To work with so many issues and find ways to maximize the impact of small grants, “partners have been the mainstay of what we’ve done from the very beginning,” says Barrett. This is her answer to the Council on Foundations’ worry that films might not make it to key audiences. 

“Becoming Johanna” offers an example of how social justice films can have legs when connected to the right institutional partners. Skurnick says it was one of a series of four shorter films about trans and gender expansive youth that have been shown in K-12 schools and universities across North America and beyond. The films have also been used “to train institutions and individuals on how to be more inclusive, celebratory and accepting of non-binary youth.” 

During Skurnick’s struggle to find support for the films, he ran into a lot of resistance, even from progressive funders. He says that Fledgling Fund was “the only funder who understood the importance and power of getting these films into the hands of school communities who were struggling with a sudden influx of gender nonconforming youth… Their first grant helped me with post production, but more importantly, it funded the training of an entire school district to be more inclusive of gender nonconforming youth. Their second grant funded the creation of study guides for all four films in the series.” 

Defining Success 

Skurnick’s success in contributing to a critical debate helps explain why Diana Barrett believes that Fledgling has been able to develop “a set of metrics around film and storytelling.” In fact, the impact of grantmaking in this space is not as intangible as it might seem. 

Barrett says that many factors come into play in gauging the success of funding films: “We are not creatures of a single data point. We think it’s the last data point that really changed our minds, but it’s not. It’s the 27 data points that we kind of semi-ignored.”

Also, Fledgling found that it’s important not to gauge the impact of any single film in isolation.
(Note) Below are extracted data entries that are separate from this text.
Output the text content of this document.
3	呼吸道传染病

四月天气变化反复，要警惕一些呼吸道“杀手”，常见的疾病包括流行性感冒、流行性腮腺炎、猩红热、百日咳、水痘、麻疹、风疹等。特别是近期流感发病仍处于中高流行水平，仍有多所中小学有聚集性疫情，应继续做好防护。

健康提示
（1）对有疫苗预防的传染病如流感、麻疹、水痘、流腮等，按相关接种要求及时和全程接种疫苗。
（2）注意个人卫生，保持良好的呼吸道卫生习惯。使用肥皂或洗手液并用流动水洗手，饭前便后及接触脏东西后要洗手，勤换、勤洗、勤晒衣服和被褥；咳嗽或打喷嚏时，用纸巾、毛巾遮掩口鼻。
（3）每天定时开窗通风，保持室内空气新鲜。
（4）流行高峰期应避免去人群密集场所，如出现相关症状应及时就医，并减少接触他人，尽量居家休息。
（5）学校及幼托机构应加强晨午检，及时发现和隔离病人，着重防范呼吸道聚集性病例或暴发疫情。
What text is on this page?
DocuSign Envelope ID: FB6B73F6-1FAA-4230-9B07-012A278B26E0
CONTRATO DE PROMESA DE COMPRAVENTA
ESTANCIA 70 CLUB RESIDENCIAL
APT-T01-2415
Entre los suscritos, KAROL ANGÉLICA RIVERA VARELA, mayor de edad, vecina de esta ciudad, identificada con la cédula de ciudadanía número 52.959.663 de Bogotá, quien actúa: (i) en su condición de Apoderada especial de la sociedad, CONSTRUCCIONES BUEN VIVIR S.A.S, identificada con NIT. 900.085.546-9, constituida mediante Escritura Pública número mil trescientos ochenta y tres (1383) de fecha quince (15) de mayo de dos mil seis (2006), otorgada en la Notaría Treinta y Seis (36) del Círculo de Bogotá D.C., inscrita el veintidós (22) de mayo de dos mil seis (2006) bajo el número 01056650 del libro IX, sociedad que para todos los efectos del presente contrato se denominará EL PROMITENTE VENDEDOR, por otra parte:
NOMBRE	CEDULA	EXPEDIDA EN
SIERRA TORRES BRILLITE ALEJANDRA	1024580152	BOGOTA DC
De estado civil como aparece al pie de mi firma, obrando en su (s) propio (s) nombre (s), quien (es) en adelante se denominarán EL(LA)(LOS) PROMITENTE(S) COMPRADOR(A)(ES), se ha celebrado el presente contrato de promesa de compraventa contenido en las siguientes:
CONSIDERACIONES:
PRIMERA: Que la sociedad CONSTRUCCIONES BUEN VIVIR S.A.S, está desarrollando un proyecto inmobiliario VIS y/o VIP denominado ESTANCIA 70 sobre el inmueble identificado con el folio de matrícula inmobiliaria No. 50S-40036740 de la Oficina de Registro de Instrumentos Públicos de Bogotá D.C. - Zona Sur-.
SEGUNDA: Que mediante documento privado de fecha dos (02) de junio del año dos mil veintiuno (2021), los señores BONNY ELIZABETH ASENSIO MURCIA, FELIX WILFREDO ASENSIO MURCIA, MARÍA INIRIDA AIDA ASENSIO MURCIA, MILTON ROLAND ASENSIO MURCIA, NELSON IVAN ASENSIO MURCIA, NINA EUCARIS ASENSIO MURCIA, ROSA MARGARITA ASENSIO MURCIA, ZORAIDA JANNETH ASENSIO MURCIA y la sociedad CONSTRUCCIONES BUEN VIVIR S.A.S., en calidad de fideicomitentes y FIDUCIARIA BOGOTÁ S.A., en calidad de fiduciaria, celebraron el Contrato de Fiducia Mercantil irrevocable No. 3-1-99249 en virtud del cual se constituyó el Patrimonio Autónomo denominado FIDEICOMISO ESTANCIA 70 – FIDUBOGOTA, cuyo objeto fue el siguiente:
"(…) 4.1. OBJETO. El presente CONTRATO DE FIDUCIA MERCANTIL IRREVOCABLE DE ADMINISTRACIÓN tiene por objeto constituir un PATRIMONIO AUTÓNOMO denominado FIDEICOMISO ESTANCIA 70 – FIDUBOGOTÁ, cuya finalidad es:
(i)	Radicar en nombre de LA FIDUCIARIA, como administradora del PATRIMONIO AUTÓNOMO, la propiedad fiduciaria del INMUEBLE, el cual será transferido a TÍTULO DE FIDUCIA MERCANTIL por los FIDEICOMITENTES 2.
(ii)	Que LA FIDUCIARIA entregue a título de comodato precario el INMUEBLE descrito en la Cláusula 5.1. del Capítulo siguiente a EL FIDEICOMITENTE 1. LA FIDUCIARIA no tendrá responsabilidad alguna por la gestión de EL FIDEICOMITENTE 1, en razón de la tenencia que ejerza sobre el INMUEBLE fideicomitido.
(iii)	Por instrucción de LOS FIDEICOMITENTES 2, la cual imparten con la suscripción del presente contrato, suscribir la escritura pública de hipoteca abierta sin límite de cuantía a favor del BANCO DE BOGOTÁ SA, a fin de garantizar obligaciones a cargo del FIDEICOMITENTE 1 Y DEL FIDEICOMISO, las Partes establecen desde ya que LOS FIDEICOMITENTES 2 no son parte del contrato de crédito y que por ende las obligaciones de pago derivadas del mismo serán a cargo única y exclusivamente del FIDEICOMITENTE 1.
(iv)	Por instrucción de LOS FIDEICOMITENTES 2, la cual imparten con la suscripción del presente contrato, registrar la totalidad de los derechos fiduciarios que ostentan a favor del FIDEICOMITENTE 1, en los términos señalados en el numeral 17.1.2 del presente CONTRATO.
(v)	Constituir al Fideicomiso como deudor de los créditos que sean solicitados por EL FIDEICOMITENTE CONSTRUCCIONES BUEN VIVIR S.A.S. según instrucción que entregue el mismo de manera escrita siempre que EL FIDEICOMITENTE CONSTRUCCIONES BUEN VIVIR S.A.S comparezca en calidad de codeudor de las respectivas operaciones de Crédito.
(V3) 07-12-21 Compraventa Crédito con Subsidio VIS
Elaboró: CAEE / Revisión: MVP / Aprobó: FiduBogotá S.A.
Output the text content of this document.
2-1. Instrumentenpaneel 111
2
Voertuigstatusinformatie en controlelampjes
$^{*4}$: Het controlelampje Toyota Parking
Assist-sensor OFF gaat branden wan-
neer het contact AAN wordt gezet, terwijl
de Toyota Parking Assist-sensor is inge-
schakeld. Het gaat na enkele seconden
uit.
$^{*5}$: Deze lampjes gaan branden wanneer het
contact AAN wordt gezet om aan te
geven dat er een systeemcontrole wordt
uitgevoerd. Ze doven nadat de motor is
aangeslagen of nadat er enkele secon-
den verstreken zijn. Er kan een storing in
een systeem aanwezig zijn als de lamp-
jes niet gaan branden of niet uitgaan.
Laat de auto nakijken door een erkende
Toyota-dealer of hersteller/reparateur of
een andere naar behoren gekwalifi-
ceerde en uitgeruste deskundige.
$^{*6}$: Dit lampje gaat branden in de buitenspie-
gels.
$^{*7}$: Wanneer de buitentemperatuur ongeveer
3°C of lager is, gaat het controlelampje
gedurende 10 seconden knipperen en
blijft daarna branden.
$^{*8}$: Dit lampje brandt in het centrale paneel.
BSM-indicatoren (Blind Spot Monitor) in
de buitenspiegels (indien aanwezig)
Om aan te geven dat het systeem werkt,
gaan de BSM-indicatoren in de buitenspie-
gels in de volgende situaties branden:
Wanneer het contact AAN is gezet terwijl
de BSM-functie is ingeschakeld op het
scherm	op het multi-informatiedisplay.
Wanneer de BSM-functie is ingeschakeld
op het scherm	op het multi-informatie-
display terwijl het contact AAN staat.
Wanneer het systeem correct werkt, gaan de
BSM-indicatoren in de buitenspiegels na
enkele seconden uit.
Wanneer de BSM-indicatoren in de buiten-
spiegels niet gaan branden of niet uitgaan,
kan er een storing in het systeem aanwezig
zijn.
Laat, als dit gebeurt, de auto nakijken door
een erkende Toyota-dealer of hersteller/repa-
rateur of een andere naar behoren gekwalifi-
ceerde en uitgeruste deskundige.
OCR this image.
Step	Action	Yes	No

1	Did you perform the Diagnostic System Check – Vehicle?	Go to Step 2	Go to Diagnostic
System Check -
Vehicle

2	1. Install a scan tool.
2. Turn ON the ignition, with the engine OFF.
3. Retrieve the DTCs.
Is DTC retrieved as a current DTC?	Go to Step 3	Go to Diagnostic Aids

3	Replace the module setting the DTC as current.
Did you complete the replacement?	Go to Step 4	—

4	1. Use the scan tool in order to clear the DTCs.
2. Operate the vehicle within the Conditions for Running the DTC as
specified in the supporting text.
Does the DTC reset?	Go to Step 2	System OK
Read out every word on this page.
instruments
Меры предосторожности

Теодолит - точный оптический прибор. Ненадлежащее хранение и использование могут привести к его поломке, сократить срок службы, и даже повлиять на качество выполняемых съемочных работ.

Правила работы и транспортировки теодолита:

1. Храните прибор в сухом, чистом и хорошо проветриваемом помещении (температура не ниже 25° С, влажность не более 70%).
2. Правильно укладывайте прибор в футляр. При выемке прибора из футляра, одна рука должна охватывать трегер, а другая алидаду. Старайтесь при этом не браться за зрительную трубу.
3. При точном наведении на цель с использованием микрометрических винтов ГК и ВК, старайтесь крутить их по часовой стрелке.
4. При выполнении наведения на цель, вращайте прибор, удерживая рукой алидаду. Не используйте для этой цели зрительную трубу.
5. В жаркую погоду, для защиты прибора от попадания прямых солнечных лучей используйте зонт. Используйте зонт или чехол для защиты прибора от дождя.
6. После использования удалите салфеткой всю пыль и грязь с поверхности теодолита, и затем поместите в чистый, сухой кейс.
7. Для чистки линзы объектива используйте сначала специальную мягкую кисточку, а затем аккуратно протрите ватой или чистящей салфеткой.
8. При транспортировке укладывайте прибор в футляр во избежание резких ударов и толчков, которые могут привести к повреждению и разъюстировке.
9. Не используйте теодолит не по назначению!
Specific projects tend to be part of a larger body of media work and activism.“It takes more than one movie to move the dial,” says Judith Helfand. “Change takes a long time. So change makers need multiple films that explore an issue from multiple perspectives. They don’t need just one movie. As we used to say, there’s no cinematic bullet.”

Barrett says that foundations need to understand investments in varied kinds of media projects as part of a larger funding strategy. “You have to find lots of different vehicles to get the job done… Eventually, there’s going to be cultural change, and it’s not because of that one project you funded.”

This is, perhaps, Fledgling’s most important takeaway: the recognition that single media messages by themselves do not make things happen—but they have real impact when they are embedded in all the other ways to catch and hold attention.

There’s evidence that the model works. Diana Barrett talks about one small example: a film called “Sin by Silence” that opened at the Cleveland International Film Festival. It brought attention to the fact that past histories of domestic violence are often inadmissible as evidence in cases where women killed their husbands in self-defense.

“As a result of that film—I hardly ever use those words in the same sentence, because causality is really difficult to attribute—but as a result of that film, there were statutes passed in the legislature of California called the ‘Sin by Silence’ bills. They changed that whole issue of preexisting evidence. So that’s impact.”

Jonathan Skurnick is sorry to see Fledgling’s change of direction. “They were unique in the field. There are definitely other funders who fund, raise an audience engagement, and thank God for them, but there was kind of a special touch and perspective that they brought to it.”